(LifeSiteNews) — Disney Channel is presenting its first gay storyline aimed principally at a preadolescent television audience.
The gay narrative will debut Friday night in the youth-oriented cable network’s Andi Mack program’s second season premiere.
Young male lead character Cyrus will wrestle with his attraction to a male friend while also having a new girlfriend, a Breitbart report said, opening the door for the 13-year-old to discover his sexuality in subsequent episodes.
Andi Mack premiered in April. Billed as a coming–of-age comedy-drama, it follows the life of its 13-year-old title character as she contends with learning unconventional aspects of her family, including the fact the young woman she thought was her older sister is actually her mother. The median age for viewers of the Disney series is 10 years old.
Back around the time of its premier the series was billed as Disney Channel’s “most adult show yet” in TV Line, according to OneMillionMoms.com.
This second season’s premiere episode was screened in advance such organizations as Common Sense Media, GLAAD and PFLAG.
GLAAD praised Disney’s move to put a gay storyline into its children’s program.
“With more and more young people coming out as LGBTQ, Andi Mack is reflecting the lives and lived experiences of so many LGBTQ youth around the country,” Kate Ellis, the LGBT group’s president and CEO, said. “Television reflects the real-life world, and today that includes LGBTQ youth who deserve to see their lives depicted on their favorite shows. Disney has been a leader in LGBTQ inclusion, and there are so many young people who will be excited to see Cyrus’ story unfold.”
One Million Moms, an initiative of the American Family Association that raises awareness of exploitation of children in entertainment media, issued a warning earlier this year against the content in the Andi Mack program being unsuitable for a kid’s network.
“This show includes enough drama to be categorized as a kiddy soap opera rather than a children’s program,” it said in a release from May.
“(The network) asked me for something different,” series creator Terri Minsky told TVLine in March. “They wanted to attract an older audience.

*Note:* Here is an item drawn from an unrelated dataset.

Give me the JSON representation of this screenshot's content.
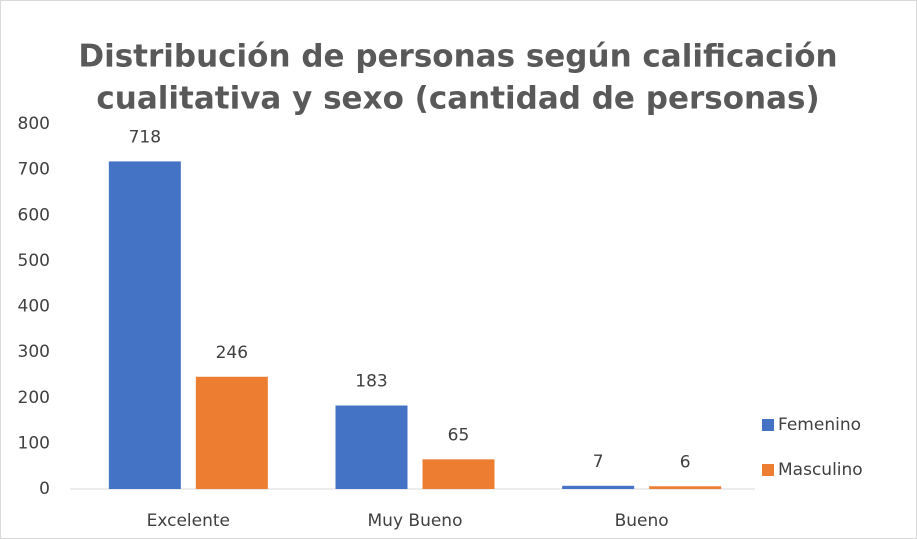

The whole thing was very flattering, because they seemed to think I could do it based on my Lizzie McGuire pilot. They just said, ‘Give us something new,’ so I pitched them this idea and they went for it immediately.”
Before Andi Mack’s second season premiere, Disney Channel said the program was appropriate for all ages and communicates a strong inclusive message.
“Andi Mack is a story about tweens figuring out who they are,” a network spokesman said in a statement. “Terri Minsky, the cast and everyone involved in the show takes great care in ensuring that it’s appropriate for all audiences and sends a powerful message about inclusion and respect for humanity.”
The Walt Disney Company released a statement regarding the show as well:
“The Disney brand has always been inclusive, with stories that reflect acceptance and tolerance and celebrate the differences that make our characters uniquely wonderful in their own way. We constantly strive to live up to that legacy by continuing to create and share compelling storylines from our studios and media networks that entertain with inspirational and aspirational themes and reflect the incredibly rich diversity of the human experience. Our stories are timeless because they speak to the heart; our characters appeal to children across gender, ability, and experience because they’re defined by kindness, loyalty, humor, courage, wit, and other traits that make a good friend. Disney remains committed to continuing to create characters that are accessible and related to all children.”
The gay Andi Mack storyline is the latest instance of the Walt Disney Company inserting homosexuality into its programming.
In August, Disney Junior, geared for even younger children, featured an episode of its cartoon for preschoolers Doc McStuffins with two “married” lesbian moms.
Disney broadcast its first on-screen gay kiss in March in an episode of Star vs. the Forces of Evil, a cartoon meant for children and adolescents that airs on Disney XD, the company’s digital cable and satellite television channel.
Also this year, Disney’s film remake of Beauty and the Beast featured a gay subplot.
Disney-owned ABC’s prime-time fairy-tale drama Once Upon a Time featured a lesbian relationship last year.